I.A. (*****), elettivamente domiciliato in ROMA, VIA PAOLO MERCURI 8, presso lo studio dell’avvocato SQUARCIA EMANUELE, rappresentato e difeso dall’avvocato LOZZI GILBERTO, per procura in calce al ricorso;
– ricorrente –
contro
PROCURA GENERALE REPUBBLICA PRESSO LA CORTE SUPREMA DI CASSAZIONE, MINISTERO DELLA GIUSTIZIA;
– intimati –
avverso la sentenza n. 68/2009 del CONSIGLIO SUPERIORE DELLA MAGISTRATURA, depositata il 08/06/2009;
udita la relazione della causa svolta nella pubblica udienza del 15/12/2009 dal Consigliere Dott. ANTONIO MERONE;
udito l’Avvocato Gilberto LOZZI;
udito il P.M. in persona del Sostituto Procuratore Generale Dott. MARTONE Antonio, che ha concluso per il rigetto del ricorso.

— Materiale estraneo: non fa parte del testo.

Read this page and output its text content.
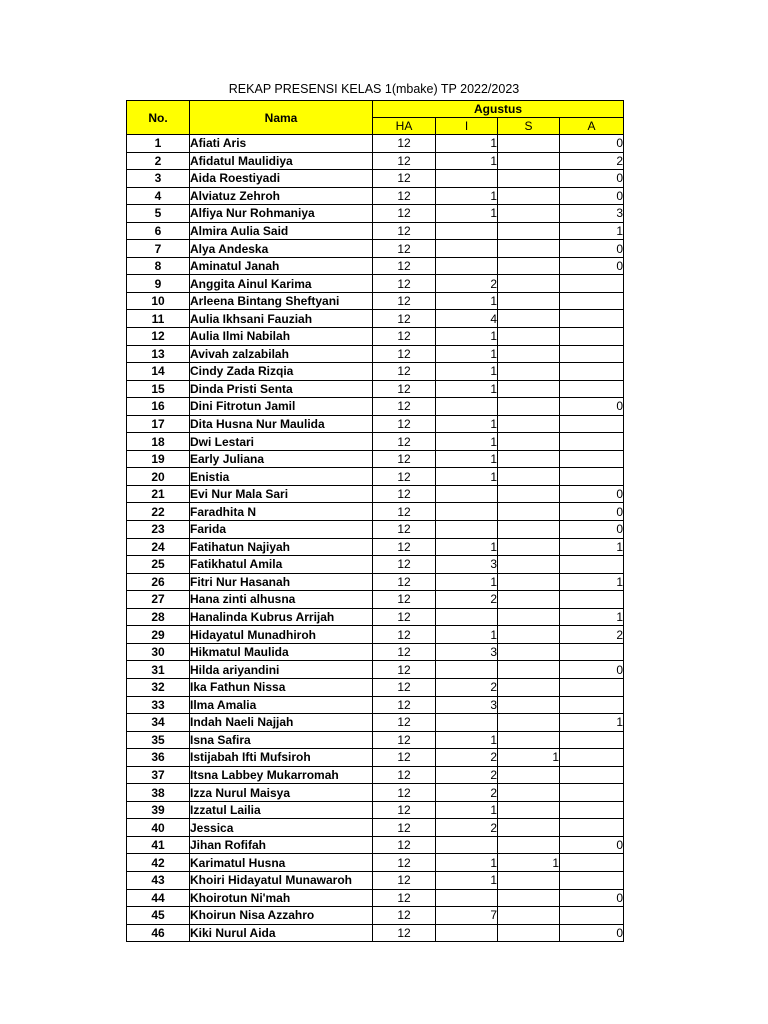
REKAP PRESENSI KELAS 1(mbake) TP 2022/2023
No.	Nama	Agustus			
		HA	I	S	A
1	Afiati Aris	12	1		0
2	Afidatul Maulidiya	12	1		2
3	Aida Roestiyadi	12			0
4	Alviatuz Zehroh	12	1		0
5	Alfiya Nur Rohmaniya	12	1		3
6	Almira Aulia Said	12			1
7	Alya Andeska	12			0
8	Aminatul Janah	12			0
9	Anggita Ainul Karima	12	2		
10	Arleena Bintang Sheftyani	12	1		
11	Aulia Ikhsani Fauziah	12	4		
12	Aulia Ilmi Nabilah	12	1		
13	Avivah zalzabilah	12	1		
14	Cindy Zada Rizqia	12	1		
15	Dinda Pristi Senta	12	1		
16	Dini Fitrotun Jamil	12			0
17	Dita Husna Nur Maulida	12	1		
18	Dwi Lestari	12	1		
19	Early Juliana	12	1		
20	Enistia	12	1		
21	Evi Nur Mala Sari	12			0
22	Faradhita N	12			0
23	Farida	12			0
24	Fatihatun Najiyah	12	1		1
25	Fatikhatul Amila	12	3		
26	Fitri Nur Hasanah	12	1		1
27	Hana zinti alhusna	12	2		
28	Hanalinda Kubrus Arrijah	12			1
29	Hidayatul Munadhiroh	12	1		2
30	Hikmatul Maulida	12	3		
31	Hilda ariyandini	12			0
32	Ika Fathun Nissa	12	2		
33	Ilma Amalia	12	3		
34	Indah Naeli Najjah	12			1
35	Isna Safira	12	1		
36	Istijabah Ifti Mufsiroh	12	2	1	
37	Itsna Labbey Mukarromah	12	2		
38	Izza Nurul Maisya	12	2		
39	Izzatul Lailia	12	1		
40	Jessica	12	2		
41	Jihan Rofifah	12			0
42	Karimatul Husna	12	1	1	
43	Khoiri Hidayatul Munawaroh	12	1		
44	Khoirotun Ni'mah	12			0
45	Khoirun Nisa Azzahro	12	7		
46	Kiki Nurul Aida	12			0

Il dr. I.A., consigliere presso la Corte di Appello di Potenza è stato incolpato “degli illeciti disciplinari di cui al D.Lgs. 23 febbraio 2006, n. 109, perchè nell’esercizio delle funzioni di giudice per le indagini preliminari di Potenza nel procedimento penale n. 2638/2001 r.g. GIP – 1916/2000 r.g. D.D.A. (cd. Iena 2), commetteva violazione di legge processuale per negligenza grave ed inescusabile, emettendo in data 12.11.2005, con censurabile ritardo (un anno), a scioglimento di precedente riserva del 13.11.2004, un’ordinanza di rigetto della richiesta del P.M. di custodia cautelare in carcere di D.G., provvedimento non consentito in quanto emesso in violazione della regola del ne bis in idem, poichè già il 13.11.2004 egli stesso ne aveva disposto la custodia cautelare in carcere, dimostrando così, dato il tenore opposto delle due ordinanze d’una del 13.11.2004 e l’altra del 12.11.2005), non sufficiente equilibrio nella sua attività di giudice. Nel contempo teneva comportamento gravemente scorretto nei confronti dei magistrati componenti il Tribunale del Riesame di Potenza, poichè motivava la citata ordinanza 12.11.2005 con esorbitanti e non pertinenti considerazioni, aspramente critiche sull’operato del predetto organo giudicante nel momento in cui aveva annullato le misure custodiali di cui alla citata ordinanza del 13.11.2004, in particolare scrivendo:
questo G.I.P. ritiene di non concordare affatto con la concezione riduttiva del fenomeno mafioso nei termini espressi dal Tribunale del riesame … elemento significativo ai fini della ricostruzione dell’ipotesi accusatoria … ma del tutto svalutato dal Tribunale del riesame nella sua rilevanza indiziaria … il Tribunale in sostanza … non ha ravvisato la soglia di gravità indiziaria in ordine alla maggiore estensione del sodalizio, fermandosi – per così dire – al livello più superficiale … non è riuscito a trarre da tali premesse le necessarie conseguenze logiche … ha trascurato la valenza dell’episodio relativo alla turbativa d’asta, descritto al capo F), la cui importanza risulta del tutto svalutata … del tutto illogico, poi, appare il ridimensionamento … della portata indiziaria di tutte le circostanze emerse, unitamente alla mancata considerazione di alcuni elementi che, se adeguatamente valutati, avrebbero dovuto supportare ulteriormente l’ipotesi accusatoria. In particolare il collegio ha omesso di interrogarsi sulle ragioni …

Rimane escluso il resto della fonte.